Impact: For a 5K-object push, prepareObject alone avoids ~500MB of memcpy (2 copies eliminated per object).
SQLite-First Object Lookups
Section titled “SQLite-First Object Lookups”Problem: hasObject() made an R2 HEAD request per SHA during fetch negotiation.
Solution: Check the object_chunks SQLite index first — pure SQLite query, no R2 round trip. Only falls back to R2 HEAD for objects not in the chunk index.

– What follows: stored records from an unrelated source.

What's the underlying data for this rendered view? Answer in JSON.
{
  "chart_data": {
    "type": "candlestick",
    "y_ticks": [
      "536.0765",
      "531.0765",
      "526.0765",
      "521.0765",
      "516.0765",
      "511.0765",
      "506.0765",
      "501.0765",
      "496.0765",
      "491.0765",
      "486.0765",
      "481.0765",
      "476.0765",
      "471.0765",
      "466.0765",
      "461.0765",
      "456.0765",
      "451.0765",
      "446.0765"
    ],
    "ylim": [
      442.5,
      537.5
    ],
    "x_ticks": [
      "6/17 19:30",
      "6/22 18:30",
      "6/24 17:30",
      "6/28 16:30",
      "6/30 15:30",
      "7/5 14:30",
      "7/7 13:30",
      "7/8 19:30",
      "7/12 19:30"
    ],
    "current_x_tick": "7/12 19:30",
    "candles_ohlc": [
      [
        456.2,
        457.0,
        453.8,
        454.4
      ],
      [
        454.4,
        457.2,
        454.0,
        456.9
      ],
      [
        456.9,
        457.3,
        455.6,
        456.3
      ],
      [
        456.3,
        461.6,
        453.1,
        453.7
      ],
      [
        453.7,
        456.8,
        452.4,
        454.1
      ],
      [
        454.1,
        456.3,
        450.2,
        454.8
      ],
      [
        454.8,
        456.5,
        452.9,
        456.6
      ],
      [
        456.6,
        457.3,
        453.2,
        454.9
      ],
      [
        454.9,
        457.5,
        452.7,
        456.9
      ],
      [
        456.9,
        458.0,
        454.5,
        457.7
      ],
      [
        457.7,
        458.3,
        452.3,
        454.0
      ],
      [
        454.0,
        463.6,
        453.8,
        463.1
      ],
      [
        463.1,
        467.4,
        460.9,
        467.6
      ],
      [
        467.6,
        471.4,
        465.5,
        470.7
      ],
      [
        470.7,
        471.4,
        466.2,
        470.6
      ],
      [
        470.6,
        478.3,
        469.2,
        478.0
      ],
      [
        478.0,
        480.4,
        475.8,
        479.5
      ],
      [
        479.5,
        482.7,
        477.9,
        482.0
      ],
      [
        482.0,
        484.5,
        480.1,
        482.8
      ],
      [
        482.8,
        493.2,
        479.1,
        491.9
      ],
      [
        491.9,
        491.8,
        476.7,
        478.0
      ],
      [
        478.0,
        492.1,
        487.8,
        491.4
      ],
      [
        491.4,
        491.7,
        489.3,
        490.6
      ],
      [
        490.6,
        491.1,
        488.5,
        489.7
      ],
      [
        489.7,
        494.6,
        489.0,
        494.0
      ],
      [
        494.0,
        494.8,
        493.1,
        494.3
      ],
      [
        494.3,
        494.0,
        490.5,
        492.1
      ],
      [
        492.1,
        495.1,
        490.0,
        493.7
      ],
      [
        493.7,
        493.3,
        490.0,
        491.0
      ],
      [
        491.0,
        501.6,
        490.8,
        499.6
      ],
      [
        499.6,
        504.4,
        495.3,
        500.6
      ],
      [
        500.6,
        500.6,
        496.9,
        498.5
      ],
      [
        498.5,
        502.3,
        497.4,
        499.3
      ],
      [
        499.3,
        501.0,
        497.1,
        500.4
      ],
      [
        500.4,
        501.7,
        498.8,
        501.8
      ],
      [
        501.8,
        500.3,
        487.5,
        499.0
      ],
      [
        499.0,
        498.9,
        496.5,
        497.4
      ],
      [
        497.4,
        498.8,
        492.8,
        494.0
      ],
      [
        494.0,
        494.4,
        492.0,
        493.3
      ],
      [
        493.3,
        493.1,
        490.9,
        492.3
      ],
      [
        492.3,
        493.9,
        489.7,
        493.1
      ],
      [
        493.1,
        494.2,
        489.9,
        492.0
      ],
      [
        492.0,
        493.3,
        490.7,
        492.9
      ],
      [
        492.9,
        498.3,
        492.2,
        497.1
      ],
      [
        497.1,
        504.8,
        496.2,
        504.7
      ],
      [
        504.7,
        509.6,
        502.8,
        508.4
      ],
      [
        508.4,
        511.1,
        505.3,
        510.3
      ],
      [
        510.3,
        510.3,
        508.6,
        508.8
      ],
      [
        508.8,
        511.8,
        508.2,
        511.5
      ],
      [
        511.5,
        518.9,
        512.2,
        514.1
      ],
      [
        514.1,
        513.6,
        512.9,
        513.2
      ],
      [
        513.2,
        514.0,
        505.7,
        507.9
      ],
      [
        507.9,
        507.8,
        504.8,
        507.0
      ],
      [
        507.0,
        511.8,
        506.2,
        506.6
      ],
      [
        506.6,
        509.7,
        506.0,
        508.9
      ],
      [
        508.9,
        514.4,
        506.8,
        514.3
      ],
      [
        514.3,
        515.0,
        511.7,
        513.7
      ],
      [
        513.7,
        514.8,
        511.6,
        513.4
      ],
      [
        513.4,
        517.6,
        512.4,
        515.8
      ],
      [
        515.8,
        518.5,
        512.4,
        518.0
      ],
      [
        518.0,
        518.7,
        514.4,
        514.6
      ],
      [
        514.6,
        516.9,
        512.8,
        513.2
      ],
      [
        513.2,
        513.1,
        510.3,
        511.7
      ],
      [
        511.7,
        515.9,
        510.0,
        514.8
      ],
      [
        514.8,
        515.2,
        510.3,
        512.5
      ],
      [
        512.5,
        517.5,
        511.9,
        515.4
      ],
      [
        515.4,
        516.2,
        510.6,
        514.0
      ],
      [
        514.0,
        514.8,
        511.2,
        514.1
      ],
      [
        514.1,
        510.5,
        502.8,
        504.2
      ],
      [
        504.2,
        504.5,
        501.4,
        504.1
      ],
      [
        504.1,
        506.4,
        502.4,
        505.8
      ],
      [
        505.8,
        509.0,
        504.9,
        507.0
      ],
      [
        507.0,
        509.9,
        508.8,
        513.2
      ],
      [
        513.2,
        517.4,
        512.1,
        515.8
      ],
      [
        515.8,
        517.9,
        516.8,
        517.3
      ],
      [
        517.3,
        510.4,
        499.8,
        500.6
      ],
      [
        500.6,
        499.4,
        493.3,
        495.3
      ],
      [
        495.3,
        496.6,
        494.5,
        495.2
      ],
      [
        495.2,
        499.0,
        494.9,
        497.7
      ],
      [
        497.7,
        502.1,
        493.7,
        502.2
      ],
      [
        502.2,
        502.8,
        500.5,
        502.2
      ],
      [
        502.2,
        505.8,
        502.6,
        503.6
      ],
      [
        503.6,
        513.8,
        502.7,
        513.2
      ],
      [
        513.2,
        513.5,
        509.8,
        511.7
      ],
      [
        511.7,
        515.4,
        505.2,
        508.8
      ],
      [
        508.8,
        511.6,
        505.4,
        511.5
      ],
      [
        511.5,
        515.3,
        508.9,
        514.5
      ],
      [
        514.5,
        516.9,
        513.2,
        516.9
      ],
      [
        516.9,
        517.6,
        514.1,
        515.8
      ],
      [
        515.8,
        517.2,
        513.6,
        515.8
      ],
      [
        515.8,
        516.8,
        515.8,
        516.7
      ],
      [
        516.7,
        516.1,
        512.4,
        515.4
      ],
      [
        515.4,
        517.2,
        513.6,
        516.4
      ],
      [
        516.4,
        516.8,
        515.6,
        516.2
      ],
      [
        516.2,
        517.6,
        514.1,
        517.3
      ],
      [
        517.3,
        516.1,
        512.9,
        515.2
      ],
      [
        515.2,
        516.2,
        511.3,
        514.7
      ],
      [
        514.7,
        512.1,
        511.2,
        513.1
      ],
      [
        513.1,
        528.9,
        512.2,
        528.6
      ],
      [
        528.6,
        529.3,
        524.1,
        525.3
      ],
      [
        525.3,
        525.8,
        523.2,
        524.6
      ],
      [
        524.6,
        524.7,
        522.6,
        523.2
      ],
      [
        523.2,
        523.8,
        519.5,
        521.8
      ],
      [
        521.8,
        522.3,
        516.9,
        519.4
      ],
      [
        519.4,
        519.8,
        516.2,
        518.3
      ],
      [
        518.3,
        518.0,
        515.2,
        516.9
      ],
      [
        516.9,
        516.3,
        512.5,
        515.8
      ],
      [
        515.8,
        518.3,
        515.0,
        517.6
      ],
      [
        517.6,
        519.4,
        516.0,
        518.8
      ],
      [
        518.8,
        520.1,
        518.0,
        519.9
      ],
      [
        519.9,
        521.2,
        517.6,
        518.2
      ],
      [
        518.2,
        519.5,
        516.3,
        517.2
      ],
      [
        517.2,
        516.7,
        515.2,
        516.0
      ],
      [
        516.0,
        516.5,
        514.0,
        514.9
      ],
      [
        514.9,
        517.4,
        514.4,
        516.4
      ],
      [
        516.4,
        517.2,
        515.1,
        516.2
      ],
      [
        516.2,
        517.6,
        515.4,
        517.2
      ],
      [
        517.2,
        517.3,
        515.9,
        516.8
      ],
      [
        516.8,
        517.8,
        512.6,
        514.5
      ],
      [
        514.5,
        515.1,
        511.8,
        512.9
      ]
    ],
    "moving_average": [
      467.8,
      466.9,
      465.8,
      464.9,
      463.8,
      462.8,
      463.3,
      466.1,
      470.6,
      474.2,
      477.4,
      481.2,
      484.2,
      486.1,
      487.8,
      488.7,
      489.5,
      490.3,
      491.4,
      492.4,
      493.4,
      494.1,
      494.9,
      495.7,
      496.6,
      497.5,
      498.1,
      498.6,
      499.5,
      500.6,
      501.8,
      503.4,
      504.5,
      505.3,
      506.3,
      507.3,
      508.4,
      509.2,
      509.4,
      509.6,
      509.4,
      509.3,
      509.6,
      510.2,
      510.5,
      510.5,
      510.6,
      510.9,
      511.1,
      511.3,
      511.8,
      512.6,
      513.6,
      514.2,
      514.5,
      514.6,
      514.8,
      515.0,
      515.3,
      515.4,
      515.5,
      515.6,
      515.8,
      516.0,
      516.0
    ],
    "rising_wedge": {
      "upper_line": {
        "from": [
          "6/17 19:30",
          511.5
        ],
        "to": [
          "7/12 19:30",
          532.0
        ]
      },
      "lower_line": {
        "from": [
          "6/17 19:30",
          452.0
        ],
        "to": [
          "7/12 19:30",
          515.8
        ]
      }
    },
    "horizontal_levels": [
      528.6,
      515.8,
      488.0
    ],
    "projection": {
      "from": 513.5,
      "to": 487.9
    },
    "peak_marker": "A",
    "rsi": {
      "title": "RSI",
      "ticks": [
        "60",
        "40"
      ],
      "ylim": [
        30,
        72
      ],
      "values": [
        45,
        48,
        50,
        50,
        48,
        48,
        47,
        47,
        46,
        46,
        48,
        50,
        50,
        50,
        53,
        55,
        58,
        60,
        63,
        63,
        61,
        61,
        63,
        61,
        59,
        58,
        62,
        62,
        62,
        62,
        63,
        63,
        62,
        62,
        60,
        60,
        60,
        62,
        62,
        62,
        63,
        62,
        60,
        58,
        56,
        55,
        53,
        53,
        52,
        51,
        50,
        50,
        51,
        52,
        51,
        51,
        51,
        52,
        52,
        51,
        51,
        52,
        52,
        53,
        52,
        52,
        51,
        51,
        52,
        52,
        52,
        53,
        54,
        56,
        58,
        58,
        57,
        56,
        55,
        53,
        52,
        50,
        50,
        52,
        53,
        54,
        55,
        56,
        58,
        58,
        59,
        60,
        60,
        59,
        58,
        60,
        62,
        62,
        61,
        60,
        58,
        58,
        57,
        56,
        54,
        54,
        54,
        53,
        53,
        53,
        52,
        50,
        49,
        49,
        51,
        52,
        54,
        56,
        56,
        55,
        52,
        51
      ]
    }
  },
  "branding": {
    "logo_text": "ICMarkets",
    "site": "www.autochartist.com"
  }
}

Impact: Eliminates R2 round trips during have negotiation in fetch/clone.
Cost Analysis
Section titled “Cost Analysis”R2 pricing (as of 2026):
- Class A (PUT/DELETE): $4.50 per million operations
- Class B (GET/LIST): $0.36 per million operations
- Storage: $0.015 per GB/month
Per-push costs for a 1K-file repo:
- Object writes: ~5 chunk PUTs = $0.0000225
- Worktree writes: ~5 PUTs (incremental) = $0.0000225
- Object reads: 0 (optimistic cache) = $0
For 1,000 pushes/month to a 1K-file repo: ~$0.045 total R2 costs (chunk storage reduces PUT count by ~200x).